Tous les textes ne sont pas des livres. C’est l’éditeur qui fait la littérature.
Mais surtout, on a besoin de cette médiation [de l’éditeur], pour se reconnaître, soi-même, comme auteur, et pour savoir que son texte est vraiment un livre.
Ah cette petite phrase de la Ministre de la Culture qui a fait coulé tant d’encre…
Certes l’idée exprimée a du sens et ne mérite pas le ridicule : Le regard de l’autre et la reconnaissance de l’autre font souvent partie du chemin pour reconnaitre la valeur de son propre travail, ou aident à le parcourir.
C’est pourtant aussi un symptôme plus profond. Il y a derrière une question de classe sociale et de reconnaissance sociale. Là prend tout son sens la notion de l’éditeur comme autorité établie pour faire la différence entre les auteurs et les Auteurs.
Il y a les vrais avec une majuscule et validés par un éditeur, puis il y a les autres qui écrivent aussi mais qu’on ne peut quand même pas considérer de la même façon. Chacun sa place ! L’idée transparait très bien dans les propos de Jean-Marie Cavada au parlement européen.
La hiérarchie entre les romans de gare et ce qui se veut grande littérature n’est pas si loin. Elle a juste changé de visage. Quand la notion d’auteur commence à intégrer un jugement sur le contenu, sur le mérite ou sur une échelle de reconnaissance, on ne parle plus de création culturelle mais d’ordre social.
Parti de cet axiome, on comprend bien mieux le niveau et la forme d’intervention publique dans la culture et la radicalisation systématique du droit d’auteur : Toute diffusion large ou peu chère est une atteinte à cette hiérarchie de classe, à ceux qui se voient au dessus ou à ceux qui valident cette structuration.

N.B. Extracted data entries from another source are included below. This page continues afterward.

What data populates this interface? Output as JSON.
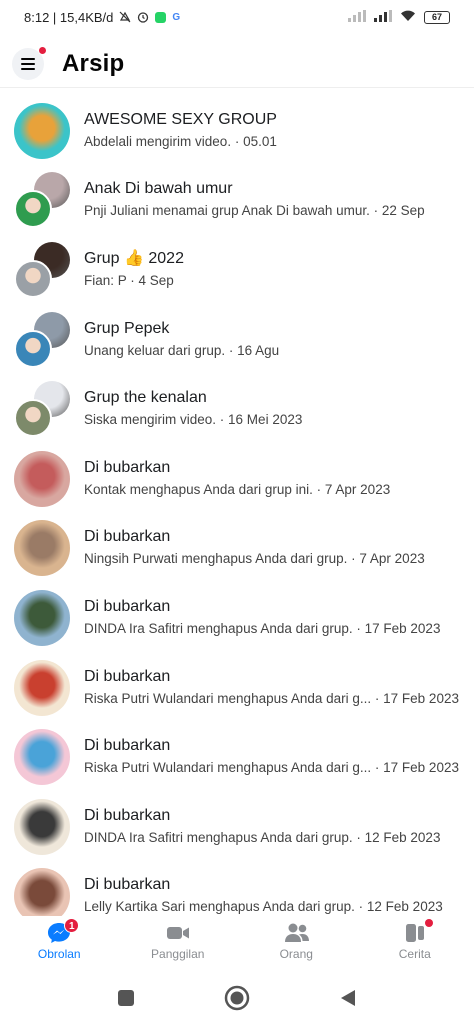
{
  "status_bar": {
    "left_text": "8:12 | 15,4KB/d",
    "battery": "67"
  },
  "header": {
    "title": "Arsip"
  },
  "threads": [
    {
      "name": "AWESOME SEXY GROUP",
      "preview": "Abdelali mengirim video. · 05.01",
      "avatar_type": "single",
      "colors": [
        "#3bc4c9",
        "#e8a23a"
      ]
    },
    {
      "name": "Anak Di bawah umur",
      "preview": "Pnji Juliani menamai grup Anak Di bawah umur. · 22 Sep",
      "avatar_type": "group",
      "colors": [
        "#b9a7a9",
        "#2f9c4f"
      ]
    },
    {
      "name": "Grup 👍 2022",
      "preview": "Fian: P · 4 Sep",
      "avatar_type": "group",
      "colors": [
        "#3b2b25",
        "#9aa0a6"
      ]
    },
    {
      "name": "Grup Pepek",
      "preview": "Unang keluar dari grup. · 16 Agu",
      "avatar_type": "group",
      "colors": [
        "#8e9aa8",
        "#3a86b8"
      ]
    },
    {
      "name": "Grup the kenalan",
      "preview": "Siska mengirim video. · 16 Mei 2023",
      "avatar_type": "group",
      "colors": [
        "#e4e6eb",
        "#7d8a6a"
      ]
    },
    {
      "name": "Di bubarkan",
      "preview": "Kontak menghapus Anda dari grup ini. · 7 Apr 2023",
      "avatar_type": "single",
      "colors": [
        "#d8a7a0",
        "#c45c5c"
      ]
    },
    {
      "name": "Di bubarkan",
      "preview": "Ningsih Purwati menghapus Anda dari grup. · 7 Apr 2023",
      "avatar_type": "single",
      "colors": [
        "#d9b48f",
        "#9a7b66"
      ]
    },
    {
      "name": "Di bubarkan",
      "preview": "DINDA Ira Safitri menghapus Anda dari grup. · 17 Feb 2023",
      "avatar_type": "single",
      "colors": [
        "#8fb3cf",
        "#3d5a3a"
      ]
    },
    {
      "name": "Di bubarkan",
      "preview": "Riska Putri Wulandari menghapus Anda dari g... · 17 Feb 2023",
      "avatar_type": "single",
      "colors": [
        "#f3e6d2",
        "#c9402f"
      ]
    },
    {
      "name": "Di bubarkan",
      "preview": "Riska Putri Wulandari menghapus Anda dari g... · 17 Feb 2023",
      "avatar_type": "single",
      "colors": [
        "#f4c7d6",
        "#4aa3d8"
      ]
    },
    {
      "name": "Di bubarkan",
      "preview": "DINDA Ira Safitri menghapus Anda dari grup. · 12 Feb 2023",
      "avatar_type": "single",
      "colors": [
        "#efe7da",
        "#3a3a3a"
      ]
    },
    {
      "name": "Di bubarkan",
      "preview": "Lelly Kartika Sari menghapus Anda dari grup. · 12 Feb 2023",
      "avatar_type": "single",
      "colors": [
        "#e9c4b4",
        "#7a4a3a"
      ]
    }
  ],
  "bottom_nav": {
    "tabs": [
      {
        "label": "Obrolan",
        "icon": "chat-icon",
        "badge": "1",
        "active": true
      },
      {
        "label": "Panggilan",
        "icon": "video-call-icon",
        "active": false
      },
      {
        "label": "Orang",
        "icon": "people-icon",
        "active": false
      },
      {
        "label": "Cerita",
        "icon": "stories-icon",
        "dot": true,
        "active": false
      }
    ]
  },
  "colors": {
    "accent": "#0a7cff",
    "badge": "#e41e3f",
    "inactive": "#8a8d91"
  }
}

Le fait que le droit d’auteur profite aussi à tout un chacun est juste un effet de bord dans ce qui n’est finalement qu’une lutte des classes.
Si on parle de perte de valeur et d’encourager la création, on discute en réalité de domination et de sacralisation. C’est encore plus flagrant quand on regarde ces mêmes discussions en vue d’accords internationaux : Il y a ceux qui luttent pour créer et diffuser. En face il y a ceux qui luttent pour contrôler l’accès et la reconnaissance.
Je ne dis pas que cette façon de voir est consciente ou majoritaire, mais elle fait bien trop souvent surface depuis quelques temps parmi ceux qui finalement décident de orientations et équilibres de la création et du droit d’auteur. Les conséquences ne sont pas insignifiantes.